Deux adolescents perturbés, des dizaines de textos échangés, et finalement, un jeune garçon poussé au suicide par sa petite amie, jugée vendredi coupable d'homicide involontaire dans un verdict qui pourrait faire date aux États-Unis.

Après huit jours d'audiences devant le tribunal pour enfants de Taunton, dans le Massachusetts, le juge Lawrence Moniz a déclaré coupable Michelle Carter, aujourd'hui âgée de 20 ans, mais de 17 seulement au moment des faits.

Son petit ami, Conrad Roy, 18 ans à l'époque, avait été retrouvé mort dans sa camionnette le 12 juillet 2014, garé dans le stationnement d'un supermarché près d'une pompe qu'il a utilisée pour remplir son véhicule de monoxyde de carbone.

Au final, ce ne sont pas les nombreux textos dans lesquels la jeune fille a encouragé Roy - aux tendances suicidaires avérées - à se donner la mort qui semblent avoir emporté la conviction du juge, mais un coup de téléphone entre les deux adolescents.

Conrad Roy avait déjà commencé à passer à l'acte, en emplissant sa camionnette de monoxyde carbone, a souligné le juge Moniz lors d'une audience retransmise en direct par les télévisions locales.

Mais alors que l'air dans le camion devient irrespirable, il en sort et les deux jeunes se parlent longuement au téléphone: «Retourne dedans!» lui intime alors Michelle Carter, selon la retranscription de leur conversation produite par l'accusation.

Ce qu'il fera, tout en restant en ligne avec elle. Elle l'entend commencer à tousser, se sentir mal, mais ne préviendra personne, ni la police ni sa famille dont elle avait pourtant les coordonnées.

Le juge a estimé que c'était ce comportement «vicieux et dangereux» qui avait «causé la mort de M. Roy».

Il a déclaré Michelle Carter «coupable du chef d'accusation d'homicide involontaire». Un verdict salué par le père de Roy, qui s'est dit «heureux» après «une période très difficile pour notre famille.»

L'accusée, impeccablement habillée pendant tout le procès, pleurait elle en silence.

Elle avait assisté aux débats entamés le 6 juin sans prendre la parole. Comme le droit américain l'y autorise, son avocat, Joseph Cataldo, ne l'a pas appelée à la barre pour lui éviter un contre-interrogatoire toujours risqué de l'accusation.

M. Cataldo avait tout fait pour éviter le procès, arguant que le dossier à charge était insuffisant puisque Carter n'était pas physiquement avec Roy lors du suicide.
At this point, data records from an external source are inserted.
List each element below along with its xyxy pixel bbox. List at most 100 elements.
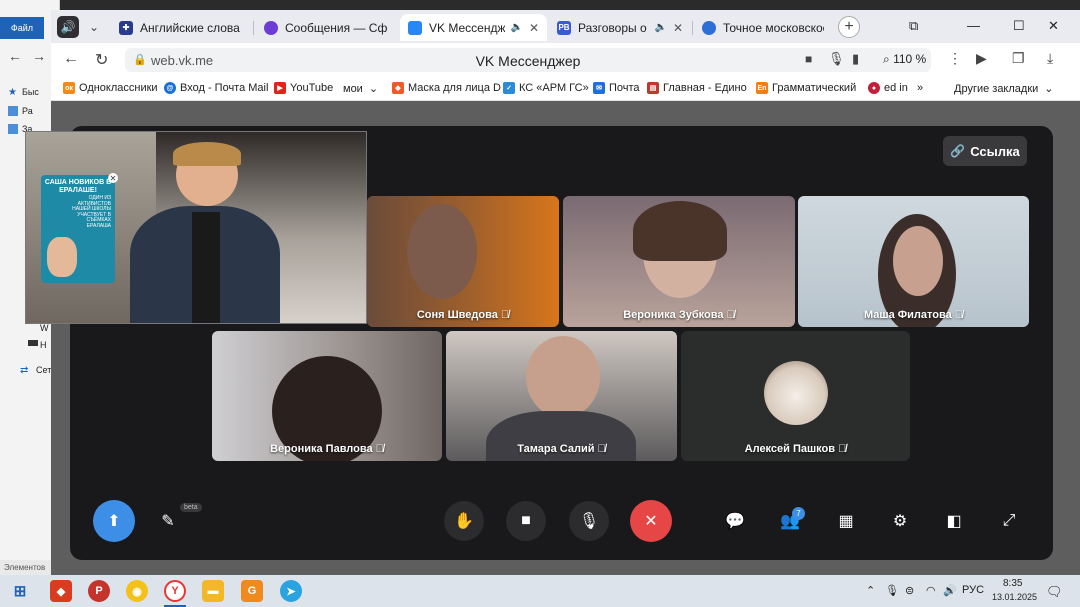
tab-razgovory[interactable]: PB Разговоры о важ 🔈 ✕: [549, 14, 691, 41]
folder-icon[interactable]: ▬: [202, 580, 224, 602]
microphone-button[interactable]: 🎙: [569, 501, 609, 541]
download-icon[interactable]: ⤓: [1047, 50, 1053, 67]
file-menu-tab[interactable]: Файл: [0, 17, 44, 39]
raise-hand-button[interactable]: ✋: [444, 501, 484, 541]
mic-off-icon: 🎙̸: [954, 309, 964, 321]
whiteboard-icon: ✎: [161, 513, 175, 530]
close-window-icon[interactable]: ✕: [1048, 18, 1059, 34]
call-link-button[interactable]: 🔗 Ссылка: [943, 136, 1027, 166]
tab-moscow-time[interactable]: Точное московское вр: [694, 14, 832, 41]
wifi-icon[interactable]: ◠: [926, 584, 936, 597]
maximize-icon[interactable]: ☐: [1013, 18, 1025, 34]
more-menu-icon[interactable]: ⋮: [948, 50, 962, 67]
participant-tile[interactable]: Маша Филатова 🎙̸: [798, 196, 1029, 327]
chat-button[interactable]: 💬: [723, 509, 747, 533]
new-tab-plus-icon[interactable]: +: [838, 16, 860, 38]
bookmark-youtube[interactable]: ▶ YouTube: [274, 82, 333, 94]
participant-tile[interactable]: Алексей Пашков 🎙̸: [681, 331, 910, 461]
tab-vk-messenger[interactable]: VK Мессенджер 🔈 ✕: [400, 14, 547, 41]
tab-list-chevron-icon[interactable]: ⌄: [83, 16, 105, 38]
participant-tile[interactable]: Вероника Зубкова 🎙̸: [563, 196, 795, 327]
explorer-item[interactable]: Быс: [22, 87, 39, 97]
mic-off-icon: 🎙̸: [375, 443, 384, 455]
close-icon[interactable]: ✕: [108, 173, 118, 183]
tab-overview-icon[interactable]: ⧉: [909, 18, 918, 34]
mic-off-icon: 🎙̸: [838, 443, 847, 455]
chevron-up-icon[interactable]: ⌃: [866, 584, 875, 597]
reload-icon[interactable]: ↻: [95, 50, 108, 70]
bookmark-icon[interactable]: ▮: [852, 51, 859, 67]
screen-share-button[interactable]: ⬆: [93, 500, 135, 542]
end-call-button[interactable]: ✕: [630, 500, 672, 542]
telegram-icon[interactable]: ➤: [280, 580, 302, 602]
mic-off-icon: 🎙̸: [726, 309, 735, 321]
media-play-icon[interactable]: ▶: [976, 50, 987, 67]
forward-arrow-icon[interactable]: →: [32, 48, 46, 64]
mic-icon[interactable]: 🎙: [885, 584, 899, 597]
camera-button[interactable]: ■: [506, 501, 546, 541]
back-arrow-icon[interactable]: ←: [63, 50, 79, 68]
beta-badge: beta: [180, 503, 202, 512]
bookmark-mask[interactable]: ◆ Маска для лица D: [392, 82, 501, 94]
bookmark-pochta[interactable]: ✉ Почта: [593, 82, 640, 94]
close-icon: ✕: [644, 513, 658, 530]
tab-sferum-messages[interactable]: Сообщения — Сферум: [256, 14, 396, 41]
minimize-icon[interactable]: —: [967, 18, 980, 33]
bookmark-grammar[interactable]: En Грамматический: [756, 82, 856, 94]
settings-button[interactable]: ⚙: [888, 509, 912, 533]
participant-tile[interactable]: Соня Шведова 🎙̸: [367, 196, 559, 327]
app-icon[interactable]: ◆: [50, 580, 72, 602]
start-windows-icon[interactable]: ⊞: [9, 580, 31, 602]
bookmark-mail[interactable]: @ Вход - Почта Mail: [164, 82, 268, 94]
collections-icon[interactable]: ❐: [1012, 50, 1025, 67]
back-arrow-icon[interactable]: ←: [8, 48, 22, 64]
network-icon[interactable]: ⊜: [905, 584, 914, 597]
bookmarks-bar: ок Одноклассники @ Вход - Почта Mail ▶ YouT…: [51, 77, 1080, 101]
notifications-icon[interactable]: 🗨: [1046, 584, 1063, 600]
other-bookmarks[interactable]: Другие закладки ⌄: [954, 82, 1054, 96]
folder-icon: [8, 106, 18, 116]
picture-in-picture-button[interactable]: ◧: [942, 509, 966, 533]
mic-icon[interactable]: 🎙: [828, 51, 845, 67]
bookmark-arm-gs[interactable]: ✓ КС «АРМ ГС»: [503, 82, 589, 94]
app-icon[interactable]: G: [241, 580, 263, 602]
layout-button[interactable]: ▦: [834, 509, 858, 533]
app-icon[interactable]: P: [88, 580, 110, 602]
whiteboard-button[interactable]: ✎: [156, 509, 180, 533]
volume-icon[interactable]: 🔊: [943, 584, 957, 597]
participant-tile[interactable]: Вероника Павлова 🎙̸: [212, 331, 442, 461]
bookmark-odnoklassniki[interactable]: ок Одноклассники: [63, 82, 158, 94]
close-tab-icon[interactable]: ✕: [673, 21, 683, 35]
bookmark-glavnaya[interactable]: ▤ Главная - Едино: [647, 82, 747, 94]
chrome-icon[interactable]: ◉: [126, 580, 148, 602]
speaker-icon: 🔈: [654, 22, 667, 33]
close-tab-icon[interactable]: ✕: [529, 21, 539, 35]
camera-icon: ■: [521, 512, 531, 529]
explorer-item[interactable]: Ра: [22, 106, 33, 116]
clock-time[interactable]: 8:35: [1003, 578, 1022, 589]
zoom-level[interactable]: ⌕ 110 %: [883, 52, 926, 67]
bookmarks-more-icon[interactable]: »: [917, 82, 923, 94]
language-indicator[interactable]: РУС: [962, 584, 984, 596]
explorer-item[interactable]: W: [40, 323, 49, 333]
bookmark-ed-in[interactable]: ● ed in: [868, 82, 908, 94]
poster-image: САША НОВИКОВ В ЕРАЛАШЕ! ОДИН ИЗ АКТИВИСТ…: [41, 175, 115, 283]
camera-icon[interactable]: ■: [805, 52, 812, 66]
participant-name: Вероника Зубкова 🎙̸: [623, 309, 735, 321]
tab-english-words[interactable]: ✚ Английские слова по т: [111, 14, 251, 41]
browser-toolbar: ← ↻ 🔒 web.vk.me VK Мессенджер ■ 🎙 ▮ ⌕ 11…: [51, 43, 1080, 77]
fullscreen-button[interactable]: ⤢: [997, 509, 1021, 533]
address-bar[interactable]: 🔒 web.vk.me VK Мессенджер ■ 🎙 ▮ ⌕ 110 %: [125, 48, 931, 72]
participant-name: Тамара Салий 🎙̸: [517, 443, 606, 455]
pip-video-window[interactable]: САША НОВИКОВ В ЕРАЛАШЕ! ОДИН ИЗ АКТИВИСТ…: [25, 131, 367, 324]
network-icon: ⇄: [20, 365, 29, 376]
clock-icon: [702, 20, 716, 35]
yandex-browser-icon[interactable]: Y: [164, 580, 186, 602]
tab-audio-icon[interactable]: 🔊: [57, 16, 79, 38]
explorer-item[interactable]: Сет: [36, 365, 51, 375]
clock-date[interactable]: 13.01.2025: [992, 592, 1037, 602]
explorer-item[interactable]: Н: [40, 340, 47, 350]
bookmark-folder-moi[interactable]: мои ⌄: [343, 82, 378, 96]
chat-icon: 💬: [725, 513, 745, 530]
participant-tile[interactable]: Тамара Салий 🎙̸: [446, 331, 677, 461]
Mais ses appels avaient été rejetés.

Délires mégalomanes

Le procès a brossé le sombre portrait de deux adolescents perturbés, sous traitement médicamenteux, qui s'étaient rencontrés lors de vacances en Floride en 2012, mais dont la relation s'était résumée ensuite essentiellement à des échanges par textos et coups de téléphone.

La défense comptait beaucoup sur le témoignage du psychiatre Peter Breggin, qui a décrit en détail les médicaments que prenait Michelle Carter, traitée dès l'âge de 14 ans pour dépression.

Elle a ainsi pris le célèbre antidépresseur Prozac pendant huit mois, avant que la dose ne soit réduite, puis le traitement arrêté et recommencé à nouveau.

Selon ce médecin, le traitement l'aurait «involontairement intoxiquée», causant chez la jeune fille des délires mégalomanes qui l'incitaient à penser qu'elle seule pouvait mener Conrad Roy vers la mort.

Mais le juge Moniz a estimé que ce témoignage ne suffisait pas à oblitérer «l'intentionnalité» du comportement de Michelle Carter.

La salle du tribunal de Taunton était pleine vendredi pour l'annonce du verdict.

Le suspense était d'autant plus grand que l'État du Massachusetts n'a pas, contrairement à d'autres États américains, de loi pénalisant l'encouragement au suicide.

La décision du juge Moniz a surpris de nombreux experts, qui s'attendaient à un acquittement.

«Le verdict reflète la volonté de la justice d'étendre la responsabilité juridique en cas de suicide d'une autre personne, alors que par définition cet acte reflète un choix complètement indépendant», a estimé Danny Cevallos, expert en droit, sur CNN.

Laurie Levenson, professeure de droit à Los Angeles citée par le New York Times, a souligné que la décision pourrait plus largement changer le jugement de la société sur certains comportements adolescents.

«Ce qu'on considérait auparavant comme juste une tragédie pourrait maintenant devenir un délit», a-t-elle indiqué.

Michelle Carter devrait connaître sa sentence le 3 août. Elle encourt jusqu'à 20 ans de prison en cas de condamnation.